En 2016, une nouvelle étude réalisée par Richard Flynn et un collègue, Edward Dutton, a claqué comme un coup de tonnerre dans le ciel serein du rassurant « effet Flynn » qui nous faisait croire que nous étions sur un sentier d’intelligence en constante augmentation. Le QI moyen des Français avait baissé entre 1990 et 2009 de 4 points en moyenne, ce qui est énorme. Cette chute touche aussi des pays comme la Norvège, le Danemark ou le Royaume-Uni. Elle n’est donc pas un problème spécifiquement français – et l’Éducation nationale, sur cette affaire, peut être innocentée. Cette chute contraste avec la hausse rapide dans les pays asiatiques, ce qui montre bien que cette dynamique est environnementale et éducative et ne peut pas correspondre à une évolution génétique qui exigerait un temps très long : le QI moyen à Singapour et à Hongkong (108) est 10 points au-dessus de celui constaté en France (98)9. Les chercheurs estiment que le niveau moyen atteint dans la deuxième moitié du XXe siècle dans les pays développés était un pic dont nous allons nous éloigner à la baisse. Pour quelles raisons ? Il n’y a pas de certitudes absolues, mais plutôt des soupçons portant sur quelques facteurs dont on connaît encore mal le poids relatif.

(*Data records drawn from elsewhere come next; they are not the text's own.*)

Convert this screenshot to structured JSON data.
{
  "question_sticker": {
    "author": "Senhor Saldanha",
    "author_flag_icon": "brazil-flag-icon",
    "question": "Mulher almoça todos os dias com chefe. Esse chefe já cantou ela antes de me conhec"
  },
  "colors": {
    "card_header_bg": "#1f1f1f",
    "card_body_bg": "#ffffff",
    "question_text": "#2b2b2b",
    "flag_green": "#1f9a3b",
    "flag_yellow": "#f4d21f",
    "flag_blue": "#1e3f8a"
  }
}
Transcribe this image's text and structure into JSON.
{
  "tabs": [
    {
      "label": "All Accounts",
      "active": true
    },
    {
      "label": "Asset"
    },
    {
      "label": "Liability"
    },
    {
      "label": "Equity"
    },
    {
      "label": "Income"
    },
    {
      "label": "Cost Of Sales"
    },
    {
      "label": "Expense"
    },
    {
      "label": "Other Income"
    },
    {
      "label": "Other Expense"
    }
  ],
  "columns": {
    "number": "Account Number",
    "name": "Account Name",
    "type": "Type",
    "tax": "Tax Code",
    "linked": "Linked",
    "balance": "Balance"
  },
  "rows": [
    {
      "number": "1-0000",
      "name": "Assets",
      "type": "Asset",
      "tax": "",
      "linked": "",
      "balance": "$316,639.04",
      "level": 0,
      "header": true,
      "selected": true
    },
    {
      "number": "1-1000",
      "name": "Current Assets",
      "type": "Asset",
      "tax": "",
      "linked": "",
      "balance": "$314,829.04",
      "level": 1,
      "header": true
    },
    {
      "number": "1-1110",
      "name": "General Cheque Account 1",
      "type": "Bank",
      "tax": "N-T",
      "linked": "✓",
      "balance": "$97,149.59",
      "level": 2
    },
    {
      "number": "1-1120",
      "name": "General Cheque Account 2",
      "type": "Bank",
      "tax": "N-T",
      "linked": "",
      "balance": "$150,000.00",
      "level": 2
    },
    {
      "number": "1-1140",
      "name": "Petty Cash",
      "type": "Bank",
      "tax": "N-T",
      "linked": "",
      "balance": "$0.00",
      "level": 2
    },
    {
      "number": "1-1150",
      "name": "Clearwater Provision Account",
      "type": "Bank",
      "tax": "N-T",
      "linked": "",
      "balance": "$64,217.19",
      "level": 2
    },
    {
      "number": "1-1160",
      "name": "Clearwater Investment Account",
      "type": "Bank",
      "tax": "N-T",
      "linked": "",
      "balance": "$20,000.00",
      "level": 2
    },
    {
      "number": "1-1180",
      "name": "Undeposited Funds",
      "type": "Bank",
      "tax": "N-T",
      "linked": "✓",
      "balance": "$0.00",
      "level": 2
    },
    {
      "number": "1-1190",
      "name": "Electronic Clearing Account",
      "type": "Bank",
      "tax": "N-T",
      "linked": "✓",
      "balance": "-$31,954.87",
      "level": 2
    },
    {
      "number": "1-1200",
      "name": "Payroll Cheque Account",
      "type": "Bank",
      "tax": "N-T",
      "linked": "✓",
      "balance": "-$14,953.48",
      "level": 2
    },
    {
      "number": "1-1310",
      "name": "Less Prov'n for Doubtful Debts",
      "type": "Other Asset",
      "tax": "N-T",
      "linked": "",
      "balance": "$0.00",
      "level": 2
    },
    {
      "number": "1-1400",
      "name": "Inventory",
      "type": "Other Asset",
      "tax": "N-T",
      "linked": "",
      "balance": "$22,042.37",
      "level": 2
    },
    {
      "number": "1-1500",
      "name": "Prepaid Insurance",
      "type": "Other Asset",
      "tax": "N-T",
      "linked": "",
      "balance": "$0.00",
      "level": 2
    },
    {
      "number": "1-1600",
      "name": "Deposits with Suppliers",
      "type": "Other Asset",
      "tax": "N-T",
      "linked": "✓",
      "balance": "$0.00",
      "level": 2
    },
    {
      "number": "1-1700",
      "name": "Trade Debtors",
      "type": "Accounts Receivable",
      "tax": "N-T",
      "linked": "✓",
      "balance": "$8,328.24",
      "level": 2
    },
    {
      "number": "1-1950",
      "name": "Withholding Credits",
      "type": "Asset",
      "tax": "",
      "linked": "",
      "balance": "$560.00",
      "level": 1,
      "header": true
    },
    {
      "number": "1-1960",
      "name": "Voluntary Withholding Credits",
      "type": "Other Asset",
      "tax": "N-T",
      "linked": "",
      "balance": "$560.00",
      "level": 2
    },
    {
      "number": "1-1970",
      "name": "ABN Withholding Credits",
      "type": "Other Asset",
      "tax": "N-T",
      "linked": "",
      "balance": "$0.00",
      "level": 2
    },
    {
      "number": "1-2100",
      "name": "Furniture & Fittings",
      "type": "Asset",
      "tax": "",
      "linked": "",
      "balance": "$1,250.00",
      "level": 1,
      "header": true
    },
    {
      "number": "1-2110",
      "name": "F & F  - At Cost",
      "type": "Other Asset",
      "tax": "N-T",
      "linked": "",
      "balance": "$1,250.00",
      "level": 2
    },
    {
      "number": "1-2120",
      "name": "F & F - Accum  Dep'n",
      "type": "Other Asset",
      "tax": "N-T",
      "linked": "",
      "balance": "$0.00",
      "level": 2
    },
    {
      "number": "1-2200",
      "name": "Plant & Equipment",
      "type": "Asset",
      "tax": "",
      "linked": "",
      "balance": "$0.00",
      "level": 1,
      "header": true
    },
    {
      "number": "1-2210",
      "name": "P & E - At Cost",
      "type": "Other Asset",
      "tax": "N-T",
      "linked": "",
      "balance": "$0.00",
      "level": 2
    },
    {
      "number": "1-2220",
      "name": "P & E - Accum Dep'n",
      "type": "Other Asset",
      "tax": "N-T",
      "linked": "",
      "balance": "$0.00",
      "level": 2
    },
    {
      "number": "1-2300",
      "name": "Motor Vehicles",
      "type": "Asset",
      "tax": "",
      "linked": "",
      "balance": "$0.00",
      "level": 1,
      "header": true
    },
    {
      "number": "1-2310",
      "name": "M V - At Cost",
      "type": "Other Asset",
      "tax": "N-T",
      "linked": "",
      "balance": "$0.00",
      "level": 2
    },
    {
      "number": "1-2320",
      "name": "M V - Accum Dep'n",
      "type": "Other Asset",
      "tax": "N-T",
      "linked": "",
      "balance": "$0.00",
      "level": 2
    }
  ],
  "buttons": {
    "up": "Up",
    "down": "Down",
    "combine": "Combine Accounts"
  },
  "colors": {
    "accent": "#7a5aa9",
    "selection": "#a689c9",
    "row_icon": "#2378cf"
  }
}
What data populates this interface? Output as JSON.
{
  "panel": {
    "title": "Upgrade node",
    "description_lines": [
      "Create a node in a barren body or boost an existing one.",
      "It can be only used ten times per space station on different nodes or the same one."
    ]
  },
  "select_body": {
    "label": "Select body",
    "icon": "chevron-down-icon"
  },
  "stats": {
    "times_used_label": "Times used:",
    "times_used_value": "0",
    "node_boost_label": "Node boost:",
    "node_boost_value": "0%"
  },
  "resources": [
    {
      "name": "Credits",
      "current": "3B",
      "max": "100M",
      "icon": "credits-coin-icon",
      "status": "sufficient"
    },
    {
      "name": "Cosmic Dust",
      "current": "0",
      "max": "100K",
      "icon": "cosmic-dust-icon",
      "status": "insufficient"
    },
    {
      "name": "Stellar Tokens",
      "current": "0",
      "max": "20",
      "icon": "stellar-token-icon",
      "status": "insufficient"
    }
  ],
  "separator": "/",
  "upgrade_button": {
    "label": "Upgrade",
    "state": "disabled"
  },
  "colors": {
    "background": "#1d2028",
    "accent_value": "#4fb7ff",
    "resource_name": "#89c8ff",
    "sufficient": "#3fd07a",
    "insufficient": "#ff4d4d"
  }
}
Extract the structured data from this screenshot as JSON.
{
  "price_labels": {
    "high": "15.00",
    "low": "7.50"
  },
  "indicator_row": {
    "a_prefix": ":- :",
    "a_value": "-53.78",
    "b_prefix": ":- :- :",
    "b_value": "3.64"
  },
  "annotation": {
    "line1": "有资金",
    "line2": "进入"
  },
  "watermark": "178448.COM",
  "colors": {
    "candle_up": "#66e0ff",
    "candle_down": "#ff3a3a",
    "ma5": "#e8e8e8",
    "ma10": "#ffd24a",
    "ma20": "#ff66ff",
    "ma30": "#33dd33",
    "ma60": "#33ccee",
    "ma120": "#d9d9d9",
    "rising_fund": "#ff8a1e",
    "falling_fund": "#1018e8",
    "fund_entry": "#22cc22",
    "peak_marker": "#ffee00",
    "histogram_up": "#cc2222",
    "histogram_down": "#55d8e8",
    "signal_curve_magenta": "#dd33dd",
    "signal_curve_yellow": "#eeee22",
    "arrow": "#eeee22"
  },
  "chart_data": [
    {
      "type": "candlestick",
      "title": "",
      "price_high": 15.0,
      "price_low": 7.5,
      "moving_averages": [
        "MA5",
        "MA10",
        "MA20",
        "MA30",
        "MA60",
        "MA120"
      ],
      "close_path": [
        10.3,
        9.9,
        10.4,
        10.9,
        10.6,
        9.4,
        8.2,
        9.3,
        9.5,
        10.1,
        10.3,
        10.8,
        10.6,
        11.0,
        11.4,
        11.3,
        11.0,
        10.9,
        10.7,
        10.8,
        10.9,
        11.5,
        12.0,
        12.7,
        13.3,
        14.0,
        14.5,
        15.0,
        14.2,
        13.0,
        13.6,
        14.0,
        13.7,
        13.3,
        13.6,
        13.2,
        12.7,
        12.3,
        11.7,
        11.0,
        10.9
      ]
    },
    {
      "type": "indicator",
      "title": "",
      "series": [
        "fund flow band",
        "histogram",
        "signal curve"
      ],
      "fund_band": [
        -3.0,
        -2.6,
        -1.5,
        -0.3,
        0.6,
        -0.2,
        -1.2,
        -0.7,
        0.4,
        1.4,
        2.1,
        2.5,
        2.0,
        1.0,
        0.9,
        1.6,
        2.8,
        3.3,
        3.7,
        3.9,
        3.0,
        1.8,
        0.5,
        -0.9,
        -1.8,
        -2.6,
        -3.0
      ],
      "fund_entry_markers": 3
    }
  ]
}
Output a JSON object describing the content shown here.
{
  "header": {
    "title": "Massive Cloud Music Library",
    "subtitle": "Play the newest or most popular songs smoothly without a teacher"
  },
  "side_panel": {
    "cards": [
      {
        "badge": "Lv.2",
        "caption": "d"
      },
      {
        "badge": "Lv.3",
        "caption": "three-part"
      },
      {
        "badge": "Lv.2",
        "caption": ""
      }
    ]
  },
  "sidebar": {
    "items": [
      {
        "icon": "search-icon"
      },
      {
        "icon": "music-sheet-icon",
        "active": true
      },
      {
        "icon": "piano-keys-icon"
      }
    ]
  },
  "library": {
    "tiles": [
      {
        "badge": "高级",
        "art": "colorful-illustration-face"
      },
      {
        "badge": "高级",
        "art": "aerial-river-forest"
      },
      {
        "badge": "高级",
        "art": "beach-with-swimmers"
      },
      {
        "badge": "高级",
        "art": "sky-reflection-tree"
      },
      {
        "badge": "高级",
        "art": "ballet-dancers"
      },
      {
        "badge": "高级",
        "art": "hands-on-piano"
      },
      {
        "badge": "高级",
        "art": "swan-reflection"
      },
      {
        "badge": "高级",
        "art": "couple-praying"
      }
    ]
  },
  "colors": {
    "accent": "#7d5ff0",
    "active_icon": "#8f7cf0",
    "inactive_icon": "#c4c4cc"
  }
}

Certains évoquent la moindre reproduction des personnes intelligentes10 ou plus exactement, la facilité plus grande pour les moins douées, grâce à notre système de solidarité, à se reproduire. La civilisation est dans son principe un mécanisme profondément anti-darwinien : elle substitue à l’impitoyable sélection des plus aptes un système d’entraide où les plus faibles peuvent espérer survivre et prospérer. Si en tant qu’humaniste on ne peut que s’en réjouir – la qualité d’une civilisation ne se mesure-t-elle pas précisément par la façon dont elle traite les plus faibles d’entre les siens ? –, cette entraide est un terrible frein à l’eugénisme « naturel » qui a fait de notre espèce ce qu’elle est…

Elon Musk est d’autant plus inquiet de la future puissance de l’IA qu’il est persuadé que notre patrimoine génétique se dégrade11. Il confesse : « Je ne dis pas que seuls les gens intelligents devraient faire des enfants. Je dis juste qu’ils devraient en avoir aussi. Et en fait je constate que beaucoup de femmes vraiment intelligentes ont un seul enfant ou aucun12. » Cette vision n’est pas l’apanage des philosophes d’extrême droite ou des industriels transhumanistes : le Prix Nobel de médecine très engagé à gauche Jacques Monod la défend dans Le Hasard et la Nécessité.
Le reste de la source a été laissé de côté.